Fourth Addition, between scenes xii and xiii
Hieronimo's two servants Jacques and Pedro enter the scene. Jacques wonders why Hieronimo has sent for them at midnight. Ever since Horatio's death, remarks Pedro, their master has been "much distraught" and "grows lunatic," sometimes apostrophizing his dead son. Hieronimo enters, searching for Horatio in the garden. He notices his servants and asks them why they have their torches lit in the dark. Despite his claims to the contrary, Hieronimo shows clear signs of madness: "Light me your torches at the mid of noon," he declares. But this is not without reason, for he bears a personal grudge against the night. In the treacherous night was Horatio killed, and if only the moon had shone, Hieronimo believes, the murderer would have seen the grace on Horatio's face and dropped the murder weapon.
Isabella enters the scene and entreats Hieronimo to return indoors. As they converse, a painter knocks on the door. Hieronimo wishes him to come and "paint some comfort." The painter, however, has his own agenda: he desires justice for the murder of his only son. Hieronimo bids everyone else leave and sits down to converse with the painter, who turns out to be the famous artist Don Bazardo. Hieronimo thus asks him whether he can paint the scene of Horatio's murder in impossible detail, with sound and movement, culminating in a frenzied request: "Make me curse, make me rave, make / me cry, make me mad, make me well again. . . and so forth." The painter agrees up until the very last and asks: "And is this the end"? At this, Hieronimo cries that "the end is death and madness!" and beats the Painter into the house. He then reemerges with a book in his hand (thus leading in to the "vindicta mihi" speech).
Analysis
In the opening of the scene, Hieronimo shows signs of madness through his inversion or confusion of such common antitheses as night and day, or sorrow and mirth. The language has a poetic quality clearly distinct from that of Kyd:
Hier.Light me your torches at the mid of noon,
Whenas the sun-god rides in all his glory:
Light me your torches then.
Ped. Then we burn daylight.
Hier. Let it be burnt. (IV.ixxa.28-31)
Hieronimo's alliteration of the letter "l," which is a light enunciation that twice begins the word "light," resonates entirely inappropriately in the gloomy dark scene. He furthermore finds himself saying "we are very merry, very merry" while standing at Horatio's deathplace, much to Isabella's astonishment.
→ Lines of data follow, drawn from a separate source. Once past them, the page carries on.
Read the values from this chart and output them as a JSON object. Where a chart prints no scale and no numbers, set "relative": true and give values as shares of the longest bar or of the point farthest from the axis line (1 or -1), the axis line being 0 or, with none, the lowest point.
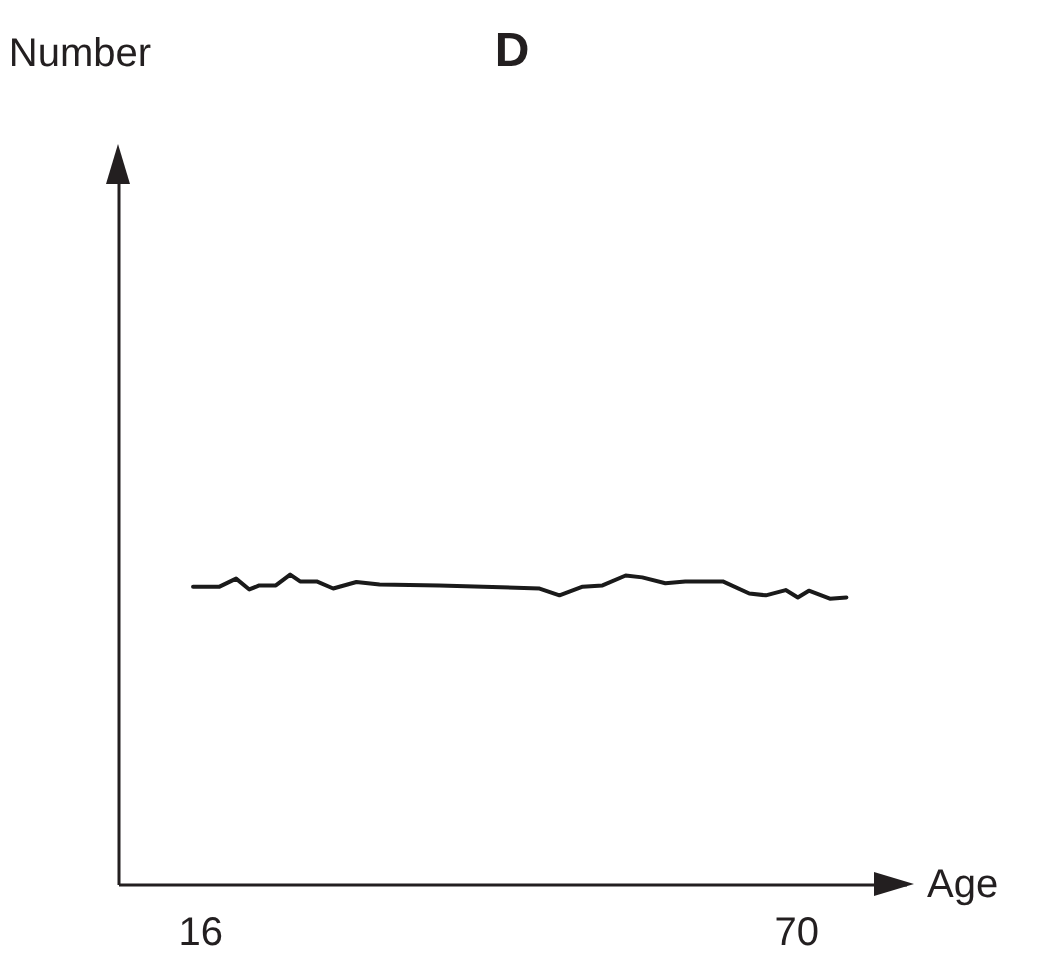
{
  "chart_data": {
    "type": "line",
    "title": "D",
    "xlabel": "Age",
    "annotations": [
      "Number"
    ],
    "relative": true,
    "xlim": [
      8.6,
      80
    ],
    "xticks": [
      16,
      70
    ],
    "x": [
      15.4,
      17.8,
      19.3,
      20.5,
      21.4,
      22.9,
      24.2,
      25.1,
      26.6,
      28.1,
      30.2,
      32.3,
      37.7,
      46.8,
      48.6,
      50.7,
      52.5,
      54.6,
      56.1,
      58.2,
      60.0,
      63.4,
      65.8,
      67.3,
      69.1,
      70.2,
      71.2,
      73.1,
      74.6
    ],
    "series": [
      {
        "color": "#1a1a1a",
        "values": [
          0.961,
          0.961,
          0.987,
          0.952,
          0.965,
          0.965,
          1.0,
          0.978,
          0.978,
          0.955,
          0.976,
          0.968,
          0.965,
          0.955,
          0.933,
          0.961,
          0.965,
          0.997,
          0.991,
          0.972,
          0.978,
          0.978,
          0.939,
          0.933,
          0.95,
          0.926,
          0.948,
          0.922,
          0.926
        ]
      }
    ]
  }
}
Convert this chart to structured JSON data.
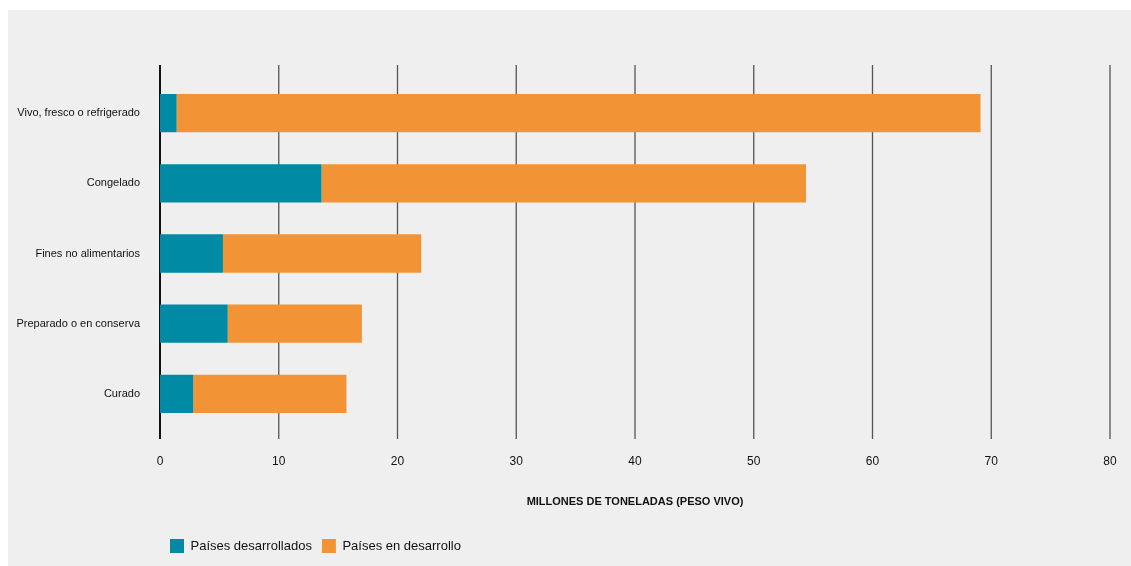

When the painter enters and expresses his desire for justice, Hieronimo offers a pithy retort: "An ounce of justice, / 'Tis a jewel so inestimable!" Don Bazardo resembles the senex Bazulto in the dramatic function that he serves. Hieronimo identifies intimately with the requests of both men, who have had their sons murdered. Both men therefore trigger a bout of madness in Hieronimo. In the painter scene's case, the effect is something of a psychological exploration. Having heard the painter's great skill in his art, Hieronimo requests a recreation of the murder scene. He makes impossible demands - realistic noise and movement, to begin with, and plenty of surrealistic detail to follow: "Let the clouds scowl, make the moon dark, the / stars extinct. . . the toads croaking, the minutes / jarring, and the clock striking twelve."
What the painter agrees to recreate is essentially Hieronimo's own vision of the fateful night. But what lies at the end of the vision? Declares Hieronimo: "O no, there is no end: the end is death and madness!" To continue along the vision, as Hieronimo has surely done many times over and over, leads to dangerous results. The painter, then, becomes a symbol of Hieronimo's imagination. He must be beaten back into the house, so as to keep "death and madness" at bay.